San Antonio firefighter Tim Worley knew something was wrong as soon as he heard the pop.
The 16-year San Antonio Fire Department veteran was playing with his dog when he stumbled backwards, twisting his leg and causing a loud pop from his knee.
“He actually came in and told me he thought he tore his [anterior cruciate ligament]. I did an assessment and said I agreed,” said SAFD athletic trainer Deena Kilpatrick, MS, LAT, ATC.
Realizing that further assessment – and possibly surgery – was needed, Kilpatrick used her orthopedic connects to get Worley seen by Dr. David Schmidt, a local orthopedic surgeon and team physician for the NBA San Antonio Spurs.
“He saw him immediately and did an MRI,” said Kilpatrick, adding that after the MRI showed the extent of Worley’s injury, surgery was scheduled for the next day.
“She and my surgeon worked together,” Worley said. “She was even present during my surgery. … It was nice to have a surgeon who had an open line of communication with my athletic trainer. If something [went] wrong, she can call him and they [could] work together. So, it was helpful to know that, one, I’m seeing a great surgeon and, two, they have great confidence in my athletic trainer.”
Worley went under the knife Aug. 24, 2018. Five days later, he went to the SAFD’s athletic training facility to see Kilpatrick.
“At that point, we did a little bit of wound care to check his incision, and some ice and elevation to try to get some of the swelling down,” Kilpatrick said. “[At that time, we also] began of some range of motion exercises to get his range of motion going as quickly as possible.”
Kilpatrick said she took Worley through the normal ALC rehabilitation phases, focusing on range of motion and strengthening, but remained mindful of the physical requirements of his job.

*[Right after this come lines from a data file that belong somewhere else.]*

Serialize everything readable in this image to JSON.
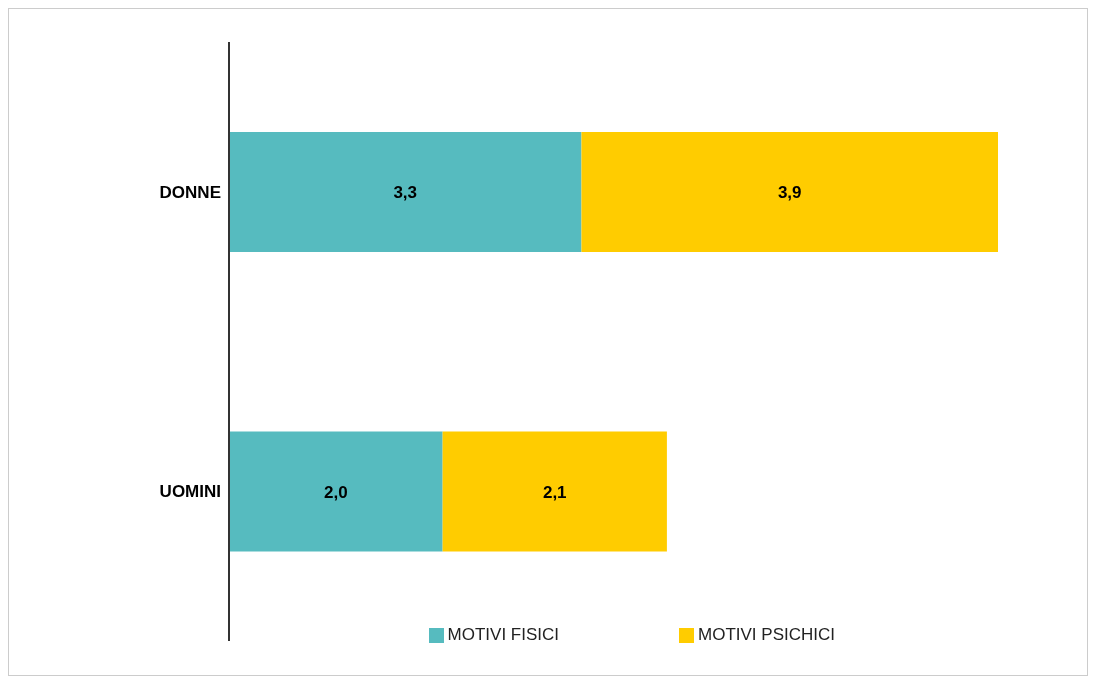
{
  "chart_data": {
    "type": "bar",
    "orientation": "horizontal",
    "stacked": true,
    "categories": [
      "DONNE",
      "UOMINI"
    ],
    "series": [
      {
        "name": "MOTIVI FISICI",
        "color": "#56bbbf",
        "values": [
          3.3,
          2.0
        ],
        "value_labels": [
          "3,3",
          "2,0"
        ]
      },
      {
        "name": "MOTIVI PSICHICI",
        "color": "#ffcc00",
        "values": [
          3.9,
          2.1
        ],
        "value_labels": [
          "3,9",
          "2,1"
        ]
      }
    ],
    "legend": "bottom right"
  }
}
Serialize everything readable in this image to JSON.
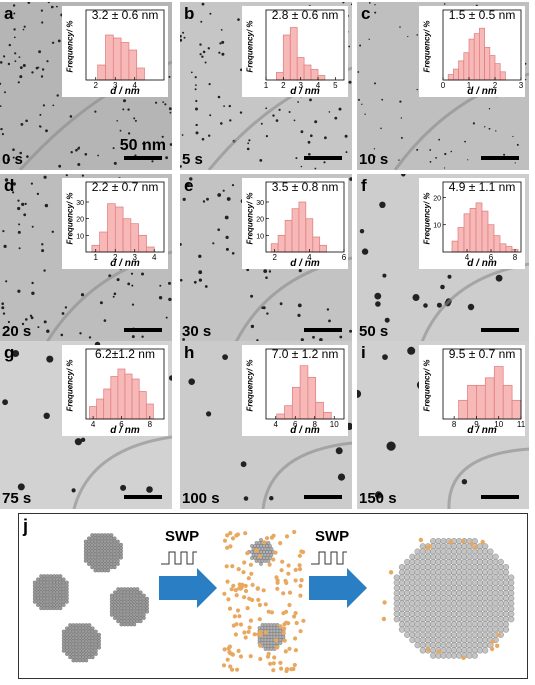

“[The physical demands] differ slightly if you’re talking about EMS versus a firefighter, which Tim had just gone back to the field as a firefighter,” Kilpatrick said. “So in terms of functional exercises, it changed things just a little bit to ensure he would be capable of doing what he needed to do on the job.”
Along with strengthening exercises, Kilpatrick and Worley incorporated pushing and pulling movements into the rehabilitation process to mimic his everyday firefighting tasks.

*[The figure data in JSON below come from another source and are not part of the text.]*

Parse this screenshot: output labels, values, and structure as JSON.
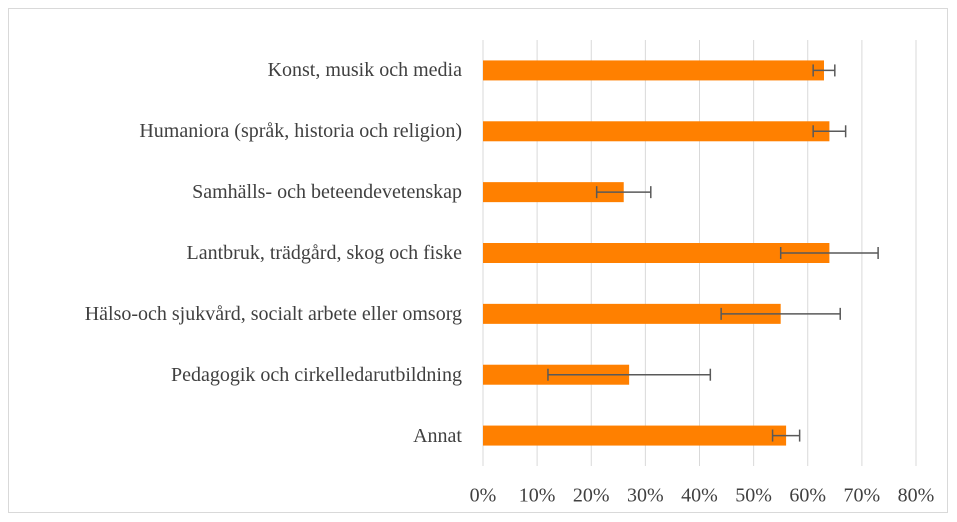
{
  "chart_data": {
    "type": "bar",
    "orientation": "horizontal",
    "categories": [
      "Konst, musik och media",
      "Humaniora (språk, historia och religion)",
      "Samhälls- och beteendevetenskap",
      "Lantbruk, trädgård, skog och fiske",
      "Hälso-och sjukvård, socialt arbete eller omsorg",
      "Pedagogik och cirkelledarutbildning",
      "Annat"
    ],
    "values": [
      63,
      64,
      26,
      64,
      55,
      27,
      56
    ],
    "errors": [
      2,
      3,
      5,
      9,
      11,
      15,
      2.5
    ],
    "color": "#ff8000",
    "xlim": [
      0,
      80
    ],
    "xticks": [
      {
        "value": 0,
        "label": "0%"
      },
      {
        "value": 10,
        "label": "10%"
      },
      {
        "value": 20,
        "label": "20%"
      },
      {
        "value": 30,
        "label": "30%"
      },
      {
        "value": 40,
        "label": "40%"
      },
      {
        "value": 50,
        "label": "50%"
      },
      {
        "value": 60,
        "label": "60%"
      },
      {
        "value": 70,
        "label": "70%"
      },
      {
        "value": 80,
        "label": "80%"
      }
    ],
    "grid": true
  }
}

“[Firefighters] have to be able to drag the hose if they’re on the fire ground, so things like pushing the sled, pulling the sled,” Kilpatrick said. “He also did a lot of lunges along with that to strengthen his hamstrings.”
Twisting exercise also were important to Worley’s routine.
“Tim is also a golfer, so that activity was important to him and his daily life, so we did things to help facilitate and make sure that was going to be something he could [get back to] rather quickly,” Kilpatrick said.
Worley visited Kilpatrick for rehabilitation on average three times a week, spending two hours in the SAFD athletic training facility each visit. His hard work and dedication paid off: Right before Christmas, about four and a half months after ACL reconstruction surgery, Worley was cleared to return to work.
“He’s doing well,” Kilpatrick said. “I still check in on him. He’s back to work and back to working out with his crew at the station. He hasn’t had any issues.”
Seeing Worley return to the profession to which he has dedicated himself has been rewarding, Kilpatrick said.
“To see someone get back to what they are doing and enjoying life again, whether it’s the job or the activities that they like, that is the most fulfilling part of the job to me,” she said.
Since joining SAFD in 2015 – first as a contactor and then as a full-time employee in 2018 – Kilpatrick has used her athletic training skillset to improve the lives of the department’s 1,800 firefighters.
“This athletic training facility and our athletic trainer are the greatest assets our fire department has,” Worley said.